Authentication-Related Files
Files and Descriptions
- databricks-infra/{$env}/{$env}.tfvars
- Contains environment-specific Azure and Databricks identifiers, including:
- az_subscription_id
- tenant_id
- databricks_workspace_name
- databricks_workspace_host
- key_vault_name
- scope_name
- Contains environment-specific Azure and Databricks identifiers, including:
- databricks-infra/main.tf
- Configures the AzureRM and Databricks providers using variables and environment variables injected by the pipeline.
- modules/infra-assets/main.tf
- Creates Databricks secret scopes linked to Azure Key Vault.
- Pipelines/Templates/databricks-infra-plan-template.yaml
- Fetches secrets from Key Vault and sets them as environment variables for Terraform.
- databricks-infra/dev/dev_backend.conf
- Configures remote backend for Terraform state in Azure Storage.
- databricks-uc-data-assets/main.tf
- Uses the same authentication mechanism for Databricks and Azure.

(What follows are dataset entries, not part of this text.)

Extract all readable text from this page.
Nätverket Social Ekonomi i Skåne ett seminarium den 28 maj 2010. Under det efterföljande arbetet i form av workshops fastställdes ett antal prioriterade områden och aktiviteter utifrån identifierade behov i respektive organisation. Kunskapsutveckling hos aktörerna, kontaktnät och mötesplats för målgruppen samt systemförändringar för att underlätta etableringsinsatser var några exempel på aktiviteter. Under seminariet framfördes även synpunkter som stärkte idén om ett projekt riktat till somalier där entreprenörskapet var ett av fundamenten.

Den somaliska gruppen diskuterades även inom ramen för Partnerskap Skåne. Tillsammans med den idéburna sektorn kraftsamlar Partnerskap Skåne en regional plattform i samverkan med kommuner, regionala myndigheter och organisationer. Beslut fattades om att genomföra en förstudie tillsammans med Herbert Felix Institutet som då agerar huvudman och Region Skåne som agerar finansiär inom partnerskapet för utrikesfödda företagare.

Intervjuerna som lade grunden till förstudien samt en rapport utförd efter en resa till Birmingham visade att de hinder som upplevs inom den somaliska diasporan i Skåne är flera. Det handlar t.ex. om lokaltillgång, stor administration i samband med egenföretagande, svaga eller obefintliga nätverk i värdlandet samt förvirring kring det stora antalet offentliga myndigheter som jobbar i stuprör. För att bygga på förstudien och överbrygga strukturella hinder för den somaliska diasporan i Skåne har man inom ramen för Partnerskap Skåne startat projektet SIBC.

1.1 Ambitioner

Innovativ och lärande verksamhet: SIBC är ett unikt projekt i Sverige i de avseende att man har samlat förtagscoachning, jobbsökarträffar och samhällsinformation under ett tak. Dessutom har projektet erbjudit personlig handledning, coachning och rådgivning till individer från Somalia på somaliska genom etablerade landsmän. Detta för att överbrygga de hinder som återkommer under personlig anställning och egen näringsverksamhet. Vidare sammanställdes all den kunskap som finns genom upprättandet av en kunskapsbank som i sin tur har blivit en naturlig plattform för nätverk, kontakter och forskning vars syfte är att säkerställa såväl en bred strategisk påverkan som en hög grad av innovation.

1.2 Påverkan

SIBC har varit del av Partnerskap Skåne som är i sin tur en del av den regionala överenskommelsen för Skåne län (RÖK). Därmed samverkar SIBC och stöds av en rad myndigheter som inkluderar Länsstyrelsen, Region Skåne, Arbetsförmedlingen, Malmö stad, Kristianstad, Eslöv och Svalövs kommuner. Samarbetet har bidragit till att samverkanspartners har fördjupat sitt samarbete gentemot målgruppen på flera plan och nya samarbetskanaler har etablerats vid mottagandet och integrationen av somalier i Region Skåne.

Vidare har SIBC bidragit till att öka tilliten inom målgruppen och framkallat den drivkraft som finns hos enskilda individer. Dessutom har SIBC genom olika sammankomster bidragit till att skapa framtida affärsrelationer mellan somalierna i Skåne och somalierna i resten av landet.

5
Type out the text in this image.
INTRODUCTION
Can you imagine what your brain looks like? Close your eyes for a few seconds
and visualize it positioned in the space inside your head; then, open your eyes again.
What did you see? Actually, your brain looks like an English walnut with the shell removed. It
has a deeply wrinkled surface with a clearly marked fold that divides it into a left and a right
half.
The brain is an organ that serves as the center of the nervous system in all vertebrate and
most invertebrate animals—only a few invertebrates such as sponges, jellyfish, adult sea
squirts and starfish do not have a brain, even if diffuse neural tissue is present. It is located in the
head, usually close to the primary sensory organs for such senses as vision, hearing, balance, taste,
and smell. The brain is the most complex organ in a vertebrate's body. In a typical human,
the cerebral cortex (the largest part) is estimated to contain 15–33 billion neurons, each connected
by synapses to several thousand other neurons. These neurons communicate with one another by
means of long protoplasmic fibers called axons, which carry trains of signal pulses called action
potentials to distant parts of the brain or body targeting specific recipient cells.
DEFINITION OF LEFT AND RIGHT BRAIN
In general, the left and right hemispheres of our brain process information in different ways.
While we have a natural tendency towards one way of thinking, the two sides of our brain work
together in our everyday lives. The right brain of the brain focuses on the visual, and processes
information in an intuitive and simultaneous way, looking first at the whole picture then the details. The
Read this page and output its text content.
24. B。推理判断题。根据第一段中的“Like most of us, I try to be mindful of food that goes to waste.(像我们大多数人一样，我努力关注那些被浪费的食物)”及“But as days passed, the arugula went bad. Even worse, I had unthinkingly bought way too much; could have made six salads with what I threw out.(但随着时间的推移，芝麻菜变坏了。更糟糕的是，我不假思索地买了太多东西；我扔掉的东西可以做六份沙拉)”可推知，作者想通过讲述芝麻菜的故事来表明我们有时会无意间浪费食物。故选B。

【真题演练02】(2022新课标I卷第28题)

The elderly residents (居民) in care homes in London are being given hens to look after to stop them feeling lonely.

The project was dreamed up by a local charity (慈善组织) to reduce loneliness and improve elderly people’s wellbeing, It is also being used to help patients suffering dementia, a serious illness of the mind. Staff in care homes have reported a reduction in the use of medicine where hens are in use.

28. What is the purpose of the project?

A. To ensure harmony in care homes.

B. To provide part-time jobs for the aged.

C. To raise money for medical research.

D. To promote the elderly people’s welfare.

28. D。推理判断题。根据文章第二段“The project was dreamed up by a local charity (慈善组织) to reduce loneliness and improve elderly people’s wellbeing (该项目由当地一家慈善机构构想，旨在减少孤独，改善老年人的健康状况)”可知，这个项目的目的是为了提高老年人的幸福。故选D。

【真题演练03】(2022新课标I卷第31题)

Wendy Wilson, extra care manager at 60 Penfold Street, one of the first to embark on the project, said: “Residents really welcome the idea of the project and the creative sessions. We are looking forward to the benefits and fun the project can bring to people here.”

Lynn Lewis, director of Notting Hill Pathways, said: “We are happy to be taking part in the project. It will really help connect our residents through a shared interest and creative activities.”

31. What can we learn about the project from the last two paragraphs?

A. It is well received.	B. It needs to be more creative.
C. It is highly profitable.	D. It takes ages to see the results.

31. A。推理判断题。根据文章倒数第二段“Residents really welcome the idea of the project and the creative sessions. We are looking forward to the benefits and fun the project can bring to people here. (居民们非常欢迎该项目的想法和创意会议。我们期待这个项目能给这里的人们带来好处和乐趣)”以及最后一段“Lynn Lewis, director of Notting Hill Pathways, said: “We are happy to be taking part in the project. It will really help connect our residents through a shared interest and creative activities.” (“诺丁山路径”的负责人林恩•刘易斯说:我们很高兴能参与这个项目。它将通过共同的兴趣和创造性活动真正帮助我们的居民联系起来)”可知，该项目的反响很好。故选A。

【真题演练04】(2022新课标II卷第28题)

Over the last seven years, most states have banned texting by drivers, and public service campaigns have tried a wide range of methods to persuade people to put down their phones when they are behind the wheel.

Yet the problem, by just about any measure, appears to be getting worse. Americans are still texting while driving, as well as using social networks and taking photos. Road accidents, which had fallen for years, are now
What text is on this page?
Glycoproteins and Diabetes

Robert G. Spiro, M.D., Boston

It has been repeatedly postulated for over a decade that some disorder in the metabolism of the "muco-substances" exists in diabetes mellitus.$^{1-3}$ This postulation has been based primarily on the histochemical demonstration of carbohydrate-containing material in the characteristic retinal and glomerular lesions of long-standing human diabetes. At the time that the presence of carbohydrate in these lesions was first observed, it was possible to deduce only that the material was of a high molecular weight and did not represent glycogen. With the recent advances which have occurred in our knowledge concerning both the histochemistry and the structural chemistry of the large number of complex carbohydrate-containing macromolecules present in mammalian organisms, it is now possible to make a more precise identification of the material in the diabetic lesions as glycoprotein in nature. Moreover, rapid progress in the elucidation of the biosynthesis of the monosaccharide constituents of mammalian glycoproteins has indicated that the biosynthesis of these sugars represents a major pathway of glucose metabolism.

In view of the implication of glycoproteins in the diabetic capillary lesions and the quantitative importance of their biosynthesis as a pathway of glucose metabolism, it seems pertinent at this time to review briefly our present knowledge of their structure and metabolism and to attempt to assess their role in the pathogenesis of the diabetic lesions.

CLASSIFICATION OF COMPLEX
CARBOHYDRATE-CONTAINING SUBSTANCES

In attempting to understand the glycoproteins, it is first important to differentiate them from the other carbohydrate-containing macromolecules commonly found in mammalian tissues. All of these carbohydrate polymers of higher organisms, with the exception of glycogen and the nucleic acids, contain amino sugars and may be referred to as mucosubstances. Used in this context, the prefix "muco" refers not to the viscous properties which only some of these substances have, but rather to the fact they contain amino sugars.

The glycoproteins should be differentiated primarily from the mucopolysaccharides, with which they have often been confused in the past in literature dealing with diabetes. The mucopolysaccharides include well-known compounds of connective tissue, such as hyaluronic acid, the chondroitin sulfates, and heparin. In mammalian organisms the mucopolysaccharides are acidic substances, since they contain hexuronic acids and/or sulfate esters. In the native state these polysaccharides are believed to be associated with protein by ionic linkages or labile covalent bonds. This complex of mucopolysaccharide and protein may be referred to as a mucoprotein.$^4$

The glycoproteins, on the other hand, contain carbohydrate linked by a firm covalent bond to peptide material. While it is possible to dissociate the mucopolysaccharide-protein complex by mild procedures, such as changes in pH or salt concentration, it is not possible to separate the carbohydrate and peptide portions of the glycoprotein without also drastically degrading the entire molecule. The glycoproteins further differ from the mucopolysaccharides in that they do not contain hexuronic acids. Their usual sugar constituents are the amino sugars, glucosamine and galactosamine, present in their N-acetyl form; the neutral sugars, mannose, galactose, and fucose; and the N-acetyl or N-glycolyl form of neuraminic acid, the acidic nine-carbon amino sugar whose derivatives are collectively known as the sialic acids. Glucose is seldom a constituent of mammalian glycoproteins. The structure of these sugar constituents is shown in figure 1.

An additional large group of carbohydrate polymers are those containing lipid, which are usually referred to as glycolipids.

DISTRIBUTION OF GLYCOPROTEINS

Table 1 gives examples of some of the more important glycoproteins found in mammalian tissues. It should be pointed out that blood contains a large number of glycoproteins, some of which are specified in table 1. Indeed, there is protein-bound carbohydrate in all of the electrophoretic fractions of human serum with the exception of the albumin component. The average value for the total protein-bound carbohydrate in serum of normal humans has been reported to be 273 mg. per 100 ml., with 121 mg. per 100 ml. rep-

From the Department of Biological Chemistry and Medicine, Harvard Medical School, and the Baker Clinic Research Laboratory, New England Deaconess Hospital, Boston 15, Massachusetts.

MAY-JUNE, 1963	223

- databricks-uc-external-locations/main.tf
- Uses the same authentication mechanism for Databricks and Azure.
Databricks Workspace
- Workspace Host: Provided via databricks_workspace_host variable.
- Workspace Resource ID: Constructed from subscription, resource group, and workspace name.
- Provider Aliasing: Ensures correct context for Databricks API calls.
Remote State
- Terraform State: Stored in Azure Storage Account, configured via /_backend.conf files.
Required Details for Successful Deployment
- Azure Subscription ID: For resource provisioning.
- Resource Group: Where Databricks and supporting resources reside.
- Databricks Workspace Name & Host: For API and provider configuration.
- Tenant ID: Azure Active Directory tenant for authentication.
- Access Connector Name: For managed identity storage credentials.
- Key Vault Name & Resource Group: For secret scope integration.
- Storage Account Names: For each data layer (catalog, bronze, silver, gold, landing, etc.).
- Metastore ID: For Unity Catalog operations.
- Owners and Grants: Email addresses or group names for resource ownership and permissions.
- Pipeline Service Connection: Azure DevOps service connection with sufficient permissions.
How to Deploy
1. Prerequisites
- Azure CLI installed and authenticated (az login)
- Azure DevOps project with pipeline agent pool
- Service Principal with contributor access
- Azure Key Vault with required secrets
2. Configure Environment
- Edit the relevant dev.tfvars or prd.tfvars files with your environment details.
- Ensure backend config files (dev_backend.conf, prd_backend.conf) point to the correct storage account and container.
3. Run Pipelines
- Trigger the desired pipeline in Azure DevOps (plan/apply for dev or prd).
- Pipelines will:
- Download artifacts
- Fetch secrets from Key Vault
- Run terraform init, plan, and apply for each component
4. Manual Terraform (Optional)
You can also run Terraform manually:
az login export ARM_ACCESS_KEY= terraform init -backend-config=”dev/dev_backend.conf” -reconfigure terraform plan -var-file=”dev/dev.tfvars” -out=plan/dev_plan terraform apply “plan/dev_plan”
Additional Notes
- State Migration: Always migrate any existing state before generating or applying a plan to avoid resource conflicts or unintentional deletions.
- Modularity: Each major component (infra, data assets, external locations) is modular and can be deployed independently.
- Security: All sensitive values are managed via Azure Key Vault and not hardcoded.